What CSA Staff Notice 46-307 covers
The notice was issued after CSA staff observed growth in token-based fundraising and requests for regulatory guidance. It states that Canadian securities laws may apply where securities are sold from within Canada or to Canadian investors. Depending on the facts, a crypto product may also be a derivative. The notice therefore addresses prospectus, registration and marketplace requirements, together with issues raised by cryptocurrency investment funds and the former CSA Regulatory Sandbox.
When a cryptocurrency offering may involve securities
CSA staff emphasizes substance over form. Calling a coin or token a software product does not determine its legal treatment; the economic realities of the complete offering or arrangement matter. Each ICO or ITO must be assessed on its own characteristics. The notice says many offerings reviewed by staff involved securities, including investment contracts.
For the investment-contract analysis, the notice identifies four elements derived from Canadian case law: an investment of money, a common enterprise, an expectation of profit, and profit expected to come significantly from the efforts of others. A token used only to access a functioning service may present different facts from a token whose value is tied to the future success of a business.

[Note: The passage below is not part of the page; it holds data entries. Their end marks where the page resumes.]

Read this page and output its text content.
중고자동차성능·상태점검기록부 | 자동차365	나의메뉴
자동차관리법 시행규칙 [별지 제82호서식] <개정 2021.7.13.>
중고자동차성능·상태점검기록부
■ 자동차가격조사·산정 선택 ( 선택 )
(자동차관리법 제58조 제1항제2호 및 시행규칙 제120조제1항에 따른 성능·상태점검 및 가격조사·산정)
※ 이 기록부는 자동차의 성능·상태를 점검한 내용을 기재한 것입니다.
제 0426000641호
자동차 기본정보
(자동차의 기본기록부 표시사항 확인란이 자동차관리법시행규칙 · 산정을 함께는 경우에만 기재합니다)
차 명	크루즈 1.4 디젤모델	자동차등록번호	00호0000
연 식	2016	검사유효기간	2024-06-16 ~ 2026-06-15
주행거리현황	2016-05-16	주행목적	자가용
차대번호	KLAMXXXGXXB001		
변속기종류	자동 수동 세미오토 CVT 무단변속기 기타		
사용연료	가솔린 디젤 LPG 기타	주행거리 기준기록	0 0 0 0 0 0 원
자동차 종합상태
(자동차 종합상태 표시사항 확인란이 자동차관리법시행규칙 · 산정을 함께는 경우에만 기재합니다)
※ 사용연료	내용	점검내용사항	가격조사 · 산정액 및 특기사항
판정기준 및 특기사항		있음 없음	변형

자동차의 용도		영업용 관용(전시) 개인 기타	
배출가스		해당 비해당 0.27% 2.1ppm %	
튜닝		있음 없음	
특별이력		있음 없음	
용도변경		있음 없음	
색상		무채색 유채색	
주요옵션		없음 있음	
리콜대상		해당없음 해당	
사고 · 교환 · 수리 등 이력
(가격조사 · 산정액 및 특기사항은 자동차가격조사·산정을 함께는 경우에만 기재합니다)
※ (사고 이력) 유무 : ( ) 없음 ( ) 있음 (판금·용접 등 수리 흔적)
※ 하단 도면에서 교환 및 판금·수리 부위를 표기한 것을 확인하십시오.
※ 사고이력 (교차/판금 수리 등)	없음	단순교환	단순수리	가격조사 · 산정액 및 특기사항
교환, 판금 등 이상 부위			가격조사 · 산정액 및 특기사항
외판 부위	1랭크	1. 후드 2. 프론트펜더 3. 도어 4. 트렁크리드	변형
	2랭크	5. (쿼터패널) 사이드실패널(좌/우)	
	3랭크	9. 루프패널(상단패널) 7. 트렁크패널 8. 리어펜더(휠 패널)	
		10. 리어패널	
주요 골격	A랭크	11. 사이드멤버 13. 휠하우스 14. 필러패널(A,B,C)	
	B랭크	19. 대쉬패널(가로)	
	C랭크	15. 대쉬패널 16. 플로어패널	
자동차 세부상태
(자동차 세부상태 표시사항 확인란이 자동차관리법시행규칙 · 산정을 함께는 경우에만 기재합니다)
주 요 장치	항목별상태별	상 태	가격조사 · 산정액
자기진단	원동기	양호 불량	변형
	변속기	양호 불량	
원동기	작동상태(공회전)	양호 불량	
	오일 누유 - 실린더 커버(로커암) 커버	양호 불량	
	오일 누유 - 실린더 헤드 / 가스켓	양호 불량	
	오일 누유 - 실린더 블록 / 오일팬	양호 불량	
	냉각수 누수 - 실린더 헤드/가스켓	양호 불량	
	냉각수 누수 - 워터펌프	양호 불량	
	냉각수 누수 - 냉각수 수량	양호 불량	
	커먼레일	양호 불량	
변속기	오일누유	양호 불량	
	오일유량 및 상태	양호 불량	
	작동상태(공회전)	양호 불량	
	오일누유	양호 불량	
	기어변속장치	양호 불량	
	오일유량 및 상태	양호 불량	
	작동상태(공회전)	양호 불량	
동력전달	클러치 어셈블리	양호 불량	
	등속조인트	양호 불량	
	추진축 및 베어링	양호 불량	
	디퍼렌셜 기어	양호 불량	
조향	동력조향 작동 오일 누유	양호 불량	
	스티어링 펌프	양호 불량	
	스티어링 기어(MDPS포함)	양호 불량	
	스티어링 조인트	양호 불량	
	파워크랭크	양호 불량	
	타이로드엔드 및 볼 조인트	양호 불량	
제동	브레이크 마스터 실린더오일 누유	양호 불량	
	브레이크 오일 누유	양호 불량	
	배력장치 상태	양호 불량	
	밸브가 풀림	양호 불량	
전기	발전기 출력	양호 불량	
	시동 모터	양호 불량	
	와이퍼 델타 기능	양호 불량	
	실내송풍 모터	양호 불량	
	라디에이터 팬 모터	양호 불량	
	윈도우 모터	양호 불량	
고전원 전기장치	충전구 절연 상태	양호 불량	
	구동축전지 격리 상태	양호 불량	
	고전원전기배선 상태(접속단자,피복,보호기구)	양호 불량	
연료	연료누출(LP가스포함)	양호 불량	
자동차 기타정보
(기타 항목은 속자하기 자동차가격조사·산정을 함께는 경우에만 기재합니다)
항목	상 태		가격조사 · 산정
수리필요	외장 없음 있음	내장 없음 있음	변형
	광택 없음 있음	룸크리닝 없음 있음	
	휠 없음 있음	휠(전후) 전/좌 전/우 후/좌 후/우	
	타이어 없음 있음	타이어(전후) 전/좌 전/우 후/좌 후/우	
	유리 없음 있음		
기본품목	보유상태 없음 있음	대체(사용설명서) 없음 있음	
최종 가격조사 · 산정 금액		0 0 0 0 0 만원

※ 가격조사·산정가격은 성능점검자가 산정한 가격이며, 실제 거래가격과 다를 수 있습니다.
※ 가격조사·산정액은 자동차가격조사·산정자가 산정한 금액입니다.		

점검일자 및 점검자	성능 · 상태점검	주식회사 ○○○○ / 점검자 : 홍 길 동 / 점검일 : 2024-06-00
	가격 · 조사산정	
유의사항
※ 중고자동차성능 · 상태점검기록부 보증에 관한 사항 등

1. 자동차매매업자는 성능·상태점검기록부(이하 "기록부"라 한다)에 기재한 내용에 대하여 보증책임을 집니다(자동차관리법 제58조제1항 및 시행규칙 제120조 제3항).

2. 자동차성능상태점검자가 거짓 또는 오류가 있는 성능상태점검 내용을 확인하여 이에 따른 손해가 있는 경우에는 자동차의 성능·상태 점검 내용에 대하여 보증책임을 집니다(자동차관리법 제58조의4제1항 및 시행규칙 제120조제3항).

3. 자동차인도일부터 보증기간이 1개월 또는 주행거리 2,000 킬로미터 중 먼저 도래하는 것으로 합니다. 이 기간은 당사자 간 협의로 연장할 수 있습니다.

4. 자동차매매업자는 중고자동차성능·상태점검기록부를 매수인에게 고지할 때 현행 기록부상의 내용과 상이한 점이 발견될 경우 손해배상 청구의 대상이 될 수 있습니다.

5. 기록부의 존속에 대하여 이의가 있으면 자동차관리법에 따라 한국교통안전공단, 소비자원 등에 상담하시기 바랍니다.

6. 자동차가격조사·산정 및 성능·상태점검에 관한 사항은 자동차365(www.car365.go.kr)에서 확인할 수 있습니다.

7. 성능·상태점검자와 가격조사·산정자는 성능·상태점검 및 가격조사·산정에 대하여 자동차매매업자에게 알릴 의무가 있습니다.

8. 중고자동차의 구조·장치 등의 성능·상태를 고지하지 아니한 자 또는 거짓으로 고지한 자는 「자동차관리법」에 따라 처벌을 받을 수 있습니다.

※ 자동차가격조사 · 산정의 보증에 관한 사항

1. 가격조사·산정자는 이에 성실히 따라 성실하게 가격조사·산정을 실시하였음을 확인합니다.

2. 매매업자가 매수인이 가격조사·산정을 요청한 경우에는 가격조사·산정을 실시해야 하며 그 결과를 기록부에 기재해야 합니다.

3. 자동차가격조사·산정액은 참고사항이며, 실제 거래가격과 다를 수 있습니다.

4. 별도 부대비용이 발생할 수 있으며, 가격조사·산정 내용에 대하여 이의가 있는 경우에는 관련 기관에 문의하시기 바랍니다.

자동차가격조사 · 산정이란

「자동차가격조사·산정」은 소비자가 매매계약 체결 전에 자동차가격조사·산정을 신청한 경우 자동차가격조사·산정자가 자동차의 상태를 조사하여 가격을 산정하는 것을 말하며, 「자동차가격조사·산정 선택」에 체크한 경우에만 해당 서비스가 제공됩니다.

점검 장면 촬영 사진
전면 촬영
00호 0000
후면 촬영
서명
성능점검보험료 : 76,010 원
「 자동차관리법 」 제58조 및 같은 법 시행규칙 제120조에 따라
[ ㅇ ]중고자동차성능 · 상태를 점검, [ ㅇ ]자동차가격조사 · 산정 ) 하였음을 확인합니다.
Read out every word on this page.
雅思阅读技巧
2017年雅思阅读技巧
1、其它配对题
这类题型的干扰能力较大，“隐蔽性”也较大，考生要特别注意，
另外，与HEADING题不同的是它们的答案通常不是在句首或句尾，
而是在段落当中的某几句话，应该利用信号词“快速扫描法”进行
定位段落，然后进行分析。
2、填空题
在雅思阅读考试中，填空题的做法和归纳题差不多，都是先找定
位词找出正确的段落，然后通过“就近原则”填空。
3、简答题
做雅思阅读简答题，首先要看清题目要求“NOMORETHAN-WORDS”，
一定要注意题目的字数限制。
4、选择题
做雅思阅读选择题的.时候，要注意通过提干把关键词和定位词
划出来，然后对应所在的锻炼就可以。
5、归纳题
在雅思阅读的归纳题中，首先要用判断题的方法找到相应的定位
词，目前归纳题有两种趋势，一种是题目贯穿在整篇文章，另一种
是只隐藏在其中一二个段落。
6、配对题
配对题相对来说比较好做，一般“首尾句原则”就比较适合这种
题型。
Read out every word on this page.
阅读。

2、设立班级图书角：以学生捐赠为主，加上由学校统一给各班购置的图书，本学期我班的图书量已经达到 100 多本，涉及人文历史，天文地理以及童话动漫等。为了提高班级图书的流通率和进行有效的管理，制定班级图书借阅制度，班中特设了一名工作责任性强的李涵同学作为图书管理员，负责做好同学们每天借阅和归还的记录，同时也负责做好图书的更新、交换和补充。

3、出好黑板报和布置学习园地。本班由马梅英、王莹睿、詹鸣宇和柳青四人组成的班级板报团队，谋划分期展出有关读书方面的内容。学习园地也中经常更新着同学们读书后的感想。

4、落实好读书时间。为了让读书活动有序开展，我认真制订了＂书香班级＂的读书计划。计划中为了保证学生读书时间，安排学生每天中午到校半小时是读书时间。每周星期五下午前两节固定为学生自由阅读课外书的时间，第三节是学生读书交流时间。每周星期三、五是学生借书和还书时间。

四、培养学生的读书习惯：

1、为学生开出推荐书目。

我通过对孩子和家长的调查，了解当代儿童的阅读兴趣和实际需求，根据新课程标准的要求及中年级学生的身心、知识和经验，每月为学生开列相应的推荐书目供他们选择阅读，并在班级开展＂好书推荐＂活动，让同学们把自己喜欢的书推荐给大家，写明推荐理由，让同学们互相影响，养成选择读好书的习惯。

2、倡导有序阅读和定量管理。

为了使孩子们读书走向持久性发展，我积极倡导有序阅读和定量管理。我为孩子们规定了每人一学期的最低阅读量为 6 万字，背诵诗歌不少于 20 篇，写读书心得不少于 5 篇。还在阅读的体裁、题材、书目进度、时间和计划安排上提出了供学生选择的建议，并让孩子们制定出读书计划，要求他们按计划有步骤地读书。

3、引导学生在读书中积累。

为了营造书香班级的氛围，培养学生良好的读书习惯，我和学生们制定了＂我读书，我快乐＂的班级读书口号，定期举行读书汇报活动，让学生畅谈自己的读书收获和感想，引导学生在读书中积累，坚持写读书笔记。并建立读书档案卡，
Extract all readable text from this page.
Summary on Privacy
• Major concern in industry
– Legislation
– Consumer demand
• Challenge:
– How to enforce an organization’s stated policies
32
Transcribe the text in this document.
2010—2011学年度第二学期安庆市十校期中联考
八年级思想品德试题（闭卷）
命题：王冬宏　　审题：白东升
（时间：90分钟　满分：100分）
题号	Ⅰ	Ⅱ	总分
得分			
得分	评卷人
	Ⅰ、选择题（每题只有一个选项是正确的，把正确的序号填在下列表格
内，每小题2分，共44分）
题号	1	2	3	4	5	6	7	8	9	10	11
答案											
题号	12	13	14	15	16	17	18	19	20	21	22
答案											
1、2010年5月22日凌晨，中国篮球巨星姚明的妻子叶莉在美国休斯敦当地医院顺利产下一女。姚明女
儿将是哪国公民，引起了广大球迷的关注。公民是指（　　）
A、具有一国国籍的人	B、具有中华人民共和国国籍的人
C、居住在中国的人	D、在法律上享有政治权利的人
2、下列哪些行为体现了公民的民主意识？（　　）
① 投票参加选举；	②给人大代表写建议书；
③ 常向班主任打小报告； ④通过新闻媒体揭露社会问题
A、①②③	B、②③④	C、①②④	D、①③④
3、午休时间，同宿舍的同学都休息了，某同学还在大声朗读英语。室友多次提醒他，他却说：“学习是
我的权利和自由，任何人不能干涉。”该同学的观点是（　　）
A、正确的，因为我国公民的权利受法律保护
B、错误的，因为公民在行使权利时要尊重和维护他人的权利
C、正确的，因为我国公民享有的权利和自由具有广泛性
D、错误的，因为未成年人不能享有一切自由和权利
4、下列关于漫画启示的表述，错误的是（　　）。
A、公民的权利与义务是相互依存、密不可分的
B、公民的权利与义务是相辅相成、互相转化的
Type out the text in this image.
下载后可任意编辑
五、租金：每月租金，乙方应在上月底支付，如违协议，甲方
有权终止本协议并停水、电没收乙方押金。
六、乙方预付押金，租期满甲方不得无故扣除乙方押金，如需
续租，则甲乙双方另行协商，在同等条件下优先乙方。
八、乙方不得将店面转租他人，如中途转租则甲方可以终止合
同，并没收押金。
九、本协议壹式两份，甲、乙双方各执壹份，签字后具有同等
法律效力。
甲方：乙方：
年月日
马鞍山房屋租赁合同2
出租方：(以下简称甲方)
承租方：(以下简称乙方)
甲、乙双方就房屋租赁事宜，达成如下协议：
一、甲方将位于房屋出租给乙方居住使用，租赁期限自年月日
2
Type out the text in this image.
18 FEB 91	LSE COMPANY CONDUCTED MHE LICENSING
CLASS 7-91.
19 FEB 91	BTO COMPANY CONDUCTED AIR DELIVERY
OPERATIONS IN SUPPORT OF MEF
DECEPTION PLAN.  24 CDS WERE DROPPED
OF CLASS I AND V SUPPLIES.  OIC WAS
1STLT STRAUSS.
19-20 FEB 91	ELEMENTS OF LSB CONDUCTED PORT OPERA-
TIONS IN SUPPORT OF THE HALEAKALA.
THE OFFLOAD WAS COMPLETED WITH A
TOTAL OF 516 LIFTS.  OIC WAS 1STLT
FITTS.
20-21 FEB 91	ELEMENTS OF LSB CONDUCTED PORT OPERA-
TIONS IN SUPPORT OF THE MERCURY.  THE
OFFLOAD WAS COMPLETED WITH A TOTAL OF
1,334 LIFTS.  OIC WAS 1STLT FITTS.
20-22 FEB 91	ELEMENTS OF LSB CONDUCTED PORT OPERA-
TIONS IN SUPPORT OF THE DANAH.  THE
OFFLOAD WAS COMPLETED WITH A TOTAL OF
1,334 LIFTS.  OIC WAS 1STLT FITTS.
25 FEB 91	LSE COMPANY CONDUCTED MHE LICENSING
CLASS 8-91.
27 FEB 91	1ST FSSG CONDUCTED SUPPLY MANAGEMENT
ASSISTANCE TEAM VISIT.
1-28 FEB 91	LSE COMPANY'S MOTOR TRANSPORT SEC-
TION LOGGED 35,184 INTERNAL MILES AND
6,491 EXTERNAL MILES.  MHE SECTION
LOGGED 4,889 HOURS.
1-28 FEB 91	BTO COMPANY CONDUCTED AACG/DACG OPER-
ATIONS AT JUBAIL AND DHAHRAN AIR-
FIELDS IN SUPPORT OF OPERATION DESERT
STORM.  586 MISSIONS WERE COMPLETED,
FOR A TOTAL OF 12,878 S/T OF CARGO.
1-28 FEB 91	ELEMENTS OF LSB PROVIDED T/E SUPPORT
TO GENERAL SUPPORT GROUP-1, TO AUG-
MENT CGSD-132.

Prospectus exemptions and offering disclosure
Where coins or tokens are securities, the notice says the distribution must proceed under a receipted prospectus or an available prospectus exemption. It discusses accredited-investor and offering-memorandum exemptions, while stressing that all applicable conditions must be met. A whitepaper is not automatically equivalent to a prospectus or offering memorandum. Investor disclosure must address material facts and must not be false, misleading or overly promotional.
Registration, marketplaces and secondary trading
An issuer or intermediary may trigger dealer-registration requirements when its activities amount to trading securities for a business purpose. The notice points to factors such as broad solicitation, internet marketing and raising significant capital from many investors. It also states that a platform facilitating trades in security tokens may be a marketplace subject to recognition or exemption requirements. Resale restrictions can affect whether tokens distributed under an exemption may trade on a platform.
Cryptocurrency investment funds
For proposed crypto investment funds, the notice highlights retail distribution, exchange due diligence, registration categories, valuation and custody. Staff expected firms to examine an exchange’s regulation, identity-verification and anti-money-laundering controls, trading volumes and recordkeeping. Custodians were expected to have relevant expertise, including secure storage and asset segregation. Later CSA Staff Notice 81-336 provides more current guidance for public crypto asset funds.
Current status and later CSA guidance
CSA Staff Notice 46-307 remains listed in the CSA’s Financial Innovation Hub publications, and the BCSC marks it as current. CSA Staff Notice 46-308, published in 2018, supplements the analysis for token offerings, including tokens described as having utility. Later CSA materials continue to cite both notices when discussing whether crypto assets or related activities fall within securities law.
The original document’s Regulatory Sandbox references are historical operational context. The CSA subsequently described FinHub as the successor to the sandbox and launched the Collaboratory for regulatory experimentation. The notice should therefore be read with later CSA publications and the rules and guidance applicable in the relevant province or territory. This profile is a reference summary, not legal advice.